Results of CppHints launch
As I said, within the framework of this campaign we had a goal to get 5000 subscribers via CppHints who would regularly read our newsletters. Unfortunately, this goal has not been achieved.
But despite that we've managed to get significant traffic to our main web-site. Let's have a look at Google Analytics statistics on the referral traffic:
Sorting is done by the "goal" results, for viva64.com it is the number of the product downloads. The table shows that CppHints.com brought 852 visitors to the main site viva64.com, 14 of them downloaded the product. Only habrahabr.ru and stackoverflow.com have bigger figures.
The results are quite decent, but our goal wasn't achieved. We didn't manage to gain interest of an audience wide enough among C/C++ programmers. We expected to have at least 5000 subscribers in 2 months, as this was the criterion set to measure the product success.
Besides that there is one major problem in CppHints implementation - necessity to maintain it. PVS-Studio already had a blog and we were adding one more resource that needed to be filled with content which required more time and energy. As a result we had content marketing via a side project. But given that our technical director Andrey Karpov writes these tips himself, it wasn't cheap to maintain CppHints.com.

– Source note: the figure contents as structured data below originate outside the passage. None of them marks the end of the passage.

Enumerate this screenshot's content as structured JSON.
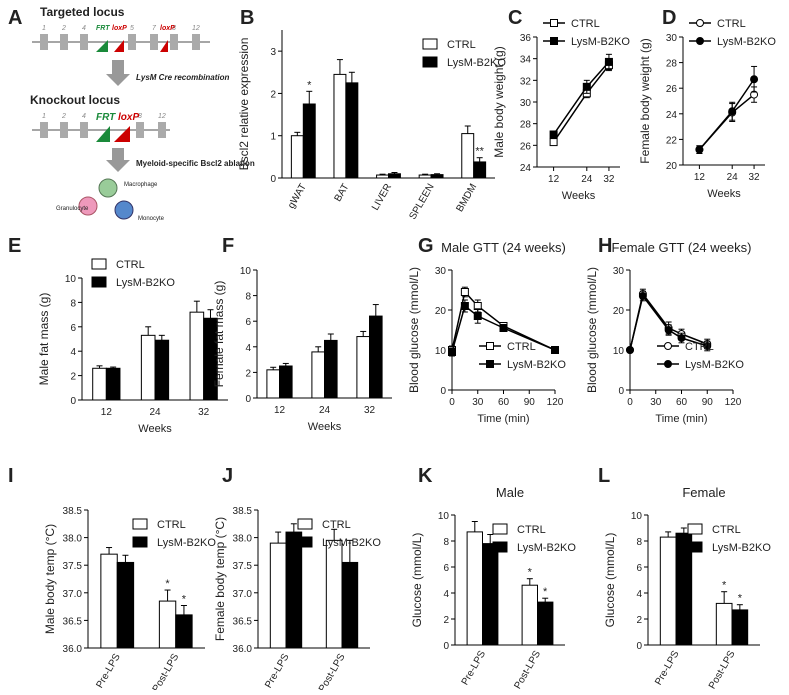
{
  "diagram": {
    "panel": "A",
    "targeted": {
      "title": "Targeted locus",
      "exons": [
        "1",
        "2",
        "4",
        "5",
        "7",
        "8",
        "12"
      ],
      "sites": [
        "FRT",
        "loxP",
        "loxP"
      ]
    },
    "step1": "LysM Cre recombination",
    "knockout": {
      "title": "Knockout locus",
      "exons": [
        "1",
        "2",
        "4",
        "8",
        "12"
      ],
      "sites": [
        "FRT",
        "loxP"
      ]
    },
    "step2": "Myeloid-specific Bscl2 ablation",
    "cells": [
      "Macrophage",
      "Granulocyte",
      "Monocyte"
    ]
  },
  "chart_data": [
    {
      "type": "bar",
      "panel": "B",
      "ylabel": "Bscl2 relative expression",
      "categories": [
        "gWAT",
        "BAT",
        "LIVER",
        "SPLEEN",
        "BMDM"
      ],
      "ylim": [
        0,
        3.5
      ],
      "yticks": [
        0,
        1,
        2,
        3
      ],
      "legend": "upper right",
      "series": [
        {
          "name": "CTRL",
          "color": "#ffffff",
          "values": [
            1.0,
            2.45,
            0.07,
            0.07,
            1.05
          ],
          "errors": [
            0.08,
            0.35,
            0.02,
            0.02,
            0.18
          ],
          "labels": [
            null,
            null,
            null,
            null,
            null
          ]
        },
        {
          "name": "LysM-B2KO",
          "color": "#000000",
          "values": [
            1.75,
            2.25,
            0.1,
            0.08,
            0.38
          ],
          "errors": [
            0.3,
            0.25,
            0.03,
            0.02,
            0.1
          ],
          "labels": [
            "*",
            null,
            null,
            null,
            "**"
          ]
        }
      ]
    },
    {
      "type": "line",
      "panel": "C",
      "xlabel": "Weeks",
      "ylabel": "Male body weight (g)",
      "x": [
        12,
        24,
        32
      ],
      "xlim": [
        6,
        36
      ],
      "xticks": [
        12,
        24,
        32
      ],
      "ylim": [
        24,
        36
      ],
      "yticks": [
        24,
        26,
        28,
        30,
        32,
        34,
        36
      ],
      "legend": "upper left",
      "series": [
        {
          "name": "CTRL",
          "color": "#ffffff",
          "marker": "square",
          "values": [
            26.3,
            30.8,
            33.4
          ],
          "errors": [
            0.3,
            0.4,
            0.5
          ]
        },
        {
          "name": "LysM-B2KO",
          "color": "#000000",
          "marker": "square",
          "values": [
            27.0,
            31.4,
            33.7
          ],
          "errors": [
            0.3,
            0.6,
            0.7
          ]
        }
      ]
    },
    {
      "type": "line",
      "panel": "D",
      "xlabel": "Weeks",
      "ylabel": "Female body weight (g)",
      "x": [
        12,
        24,
        32
      ],
      "xlim": [
        6,
        36
      ],
      "xticks": [
        12,
        24,
        32
      ],
      "ylim": [
        20,
        30
      ],
      "yticks": [
        20,
        22,
        24,
        26,
        28,
        30
      ],
      "legend": "upper left",
      "series": [
        {
          "name": "CTRL",
          "color": "#ffffff",
          "marker": "circle",
          "values": [
            21.2,
            24.1,
            25.5
          ],
          "errors": [
            0.3,
            0.7,
            0.6
          ]
        },
        {
          "name": "LysM-B2KO",
          "color": "#000000",
          "marker": "circle",
          "values": [
            21.2,
            24.2,
            26.7
          ],
          "errors": [
            0.3,
            0.7,
            1.0
          ]
        }
      ]
    },
    {
      "type": "bar",
      "panel": "E",
      "xlabel": "Weeks",
      "ylabel": "Male fat mass (g)",
      "categories": [
        "12",
        "24",
        "32"
      ],
      "ylim": [
        0,
        10
      ],
      "yticks": [
        0,
        2,
        4,
        6,
        8,
        10
      ],
      "legend": "upper left",
      "series": [
        {
          "name": "CTRL",
          "color": "#ffffff",
          "values": [
            2.6,
            5.3,
            7.2
          ],
          "errors": [
            0.2,
            0.7,
            0.9
          ]
        },
        {
          "name": "LysM-B2KO",
          "color": "#000000",
          "values": [
            2.6,
            4.9,
            6.7
          ],
          "errors": [
            0.1,
            0.4,
            0.7
          ]
        }
      ]
    },
    {
      "type": "bar",
      "panel": "F",
      "xlabel": "Weeks",
      "ylabel": "Female fat mass (g)",
      "categories": [
        "12",
        "24",
        "32"
      ],
      "ylim": [
        0,
        10
      ],
      "yticks": [
        0,
        2,
        4,
        6,
        8,
        10
      ],
      "series": [
        {
          "color": "#ffffff",
          "values": [
            2.2,
            3.6,
            4.8
          ],
          "errors": [
            0.2,
            0.4,
            0.4
          ]
        },
        {
          "color": "#000000",
          "values": [
            2.5,
            4.5,
            6.4
          ],
          "errors": [
            0.2,
            0.5,
            0.9
          ]
        }
      ]
    },
    {
      "type": "line",
      "panel": "G",
      "title": "Male GTT (24 weeks)",
      "xlabel": "Time (min)",
      "ylabel": "Blood glucose (mmol/L)",
      "x": [
        0,
        15,
        30,
        60,
        120
      ],
      "xlim": [
        0,
        120
      ],
      "xticks": [
        0,
        30,
        60,
        90,
        120
      ],
      "ylim": [
        0,
        30
      ],
      "yticks": [
        0,
        10,
        20,
        30
      ],
      "legend": "lower right",
      "series": [
        {
          "name": "CTRL",
          "color": "#ffffff",
          "marker": "square",
          "values": [
            10,
            24.5,
            21,
            16,
            10
          ],
          "errors": [
            1,
            1.2,
            1.5,
            0.8,
            0.8
          ]
        },
        {
          "name": "LysM-B2KO",
          "color": "#000000",
          "marker": "square",
          "values": [
            9.5,
            21,
            18.5,
            15.5,
            10
          ],
          "errors": [
            1,
            1.5,
            1.8,
            0.8,
            0.8
          ]
        }
      ]
    },
    {
      "type": "line",
      "panel": "H",
      "title": "Female GTT (24 weeks)",
      "xlabel": "Time (min)",
      "ylabel": "Blood glucose (mmol/L)",
      "x": [
        0,
        15,
        45,
        60,
        90
      ],
      "xlim": [
        0,
        120
      ],
      "xticks": [
        0,
        30,
        60,
        90,
        120
      ],
      "ylim": [
        0,
        30
      ],
      "yticks": [
        0,
        10,
        20,
        30
      ],
      "legend": "lower right",
      "series": [
        {
          "name": "CTRL",
          "color": "#ffffff",
          "marker": "circle",
          "values": [
            10,
            24,
            15.5,
            14,
            11.5
          ],
          "errors": [
            0.5,
            1.2,
            1.5,
            1.2,
            1.2
          ]
        },
        {
          "name": "LysM-B2KO",
          "color": "#000000",
          "marker": "circle",
          "values": [
            10,
            23.5,
            15,
            13,
            11
          ],
          "errors": [
            0.5,
            1.2,
            1.3,
            1.2,
            1.2
          ]
        }
      ]
    },
    {
      "type": "bar",
      "panel": "I",
      "ylabel": "Male body temp (°C)",
      "categories": [
        "Pre-LPS",
        "Post-LPS"
      ],
      "ylim": [
        36.0,
        38.5
      ],
      "yticks": [
        {
          "value": 36.0,
          "label": "36.0"
        },
        {
          "value": 36.5,
          "label": "36.5"
        },
        {
          "value": 37.0,
          "label": "37.0"
        },
        {
          "value": 37.5,
          "label": "37.5"
        },
        {
          "value": 38.0,
          "label": "38.0"
        },
        {
          "value": 38.5,
          "label": "38.5"
        }
      ],
      "legend": "upper right",
      "series": [
        {
          "name": "CTRL",
          "color": "#ffffff",
          "values": [
            37.7,
            36.85
          ],
          "errors": [
            0.12,
            0.2
          ],
          "labels": [
            null,
            "*"
          ]
        },
        {
          "name": "LysM-B2KO",
          "color": "#000000",
          "values": [
            37.55,
            36.6
          ],
          "errors": [
            0.13,
            0.17
          ],
          "labels": [
            null,
            "*"
          ]
        }
      ]
    },
    {
      "type": "bar",
      "panel": "J",
      "ylabel": "Female body temp (°C)",
      "categories": [
        "Pre-LPS",
        "Post-LPS"
      ],
      "ylim": [
        36.0,
        38.5
      ],
      "yticks": [
        {
          "value": 36.0,
          "label": "36.0"
        },
        {
          "value": 36.5,
          "label": "36.5"
        },
        {
          "value": 37.0,
          "label": "37.0"
        },
        {
          "value": 37.5,
          "label": "37.5"
        },
        {
          "value": 38.0,
          "label": "38.0"
        },
        {
          "value": 38.5,
          "label": "38.5"
        }
      ],
      "legend": "upper right",
      "series": [
        {
          "name": "CTRL",
          "color": "#ffffff",
          "values": [
            37.9,
            37.95
          ],
          "errors": [
            0.2,
            0.2
          ]
        },
        {
          "name": "LysM-B2KO",
          "color": "#000000",
          "values": [
            38.1,
            37.55
          ],
          "errors": [
            0.15,
            0.4
          ]
        }
      ]
    },
    {
      "type": "bar",
      "panel": "K",
      "title": "Male",
      "ylabel": "Glucose (mmol/L)",
      "categories": [
        "Pre-LPS",
        "Post-LPS"
      ],
      "ylim": [
        0,
        10
      ],
      "yticks": [
        0,
        2,
        4,
        6,
        8,
        10
      ],
      "legend": "upper right",
      "series": [
        {
          "name": "CTRL",
          "color": "#ffffff",
          "values": [
            8.7,
            4.6
          ],
          "errors": [
            0.8,
            0.5
          ],
          "labels": [
            null,
            "*"
          ]
        },
        {
          "name": "LysM-B2KO",
          "color": "#000000",
          "values": [
            7.8,
            3.3
          ],
          "errors": [
            0.7,
            0.3
          ],
          "labels": [
            null,
            "*"
          ]
        }
      ]
    },
    {
      "type": "bar",
      "panel": "L",
      "title": "Female",
      "ylabel": "Glucose (mmol/L)",
      "categories": [
        "Pre-LPS",
        "Post-LPS"
      ],
      "ylim": [
        0,
        10
      ],
      "yticks": [
        0,
        2,
        4,
        6,
        8,
        10
      ],
      "legend": "upper right",
      "series": [
        {
          "name": "CTRL",
          "color": "#ffffff",
          "values": [
            8.3,
            3.2
          ],
          "errors": [
            0.4,
            0.9
          ],
          "labels": [
            null,
            "*"
          ]
        },
        {
          "name": "LysM-B2KO",
          "color": "#000000",
          "values": [
            8.6,
            2.7
          ],
          "errors": [
            0.4,
            0.4
          ],
          "labels": [
            null,
            "*"
          ]
        }
      ]
    }
  ]
}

So you may ask a reasonable question - what prevented you from closing down this project altogether if the goals you set weren't reached? First and foremost, it was positive feedback and encouragement received from some of our readers. We regularly receive letters from our readers who thank us for the tips we issue. Of course, it inspires us to move on. We decided to give the project a second chance and, hopefully, in the long run, it'll bring more subscribers and new customers of PVS-Studio. Paid search marketing is still on, which also brings new people.
Is a side project worth it?
It really is, taking into account that the most successful projects are those that do not require additional investment. An ideal variant is when users themselves fill up the site with content. Then the only thing you have to do is to moderate it. This worked perfectly for Unsplash.com, as the photographers (intending to promote their work) submit high-resolution photos themselves. But at the same time we may raise a question - how targeted is the audience that comes to the crew.co site?
Our CppHints.com project didn't become so viral and it turned out to be quite energy consuming, as we have to put considerable efforts of our team to maintain it. That's why, before starting a side project I would advise to ask a question:
Will it be possible at some point to minimize the efforts to keep this side project on?
For example, moderating a project, not creating content for it.
If the answer is no, be ready for significant expenses that this project will cause. You should also think in advance of the criteria for the success/failure measurement of your side project. In our case it's impossible to measure the product success by the sales figures of it as the product realization may take several months. That was the reason why we measure the success of advertising only by the number of subscribers and product downloads.
Thank you for your attention, your comments and critical ideas are welcome!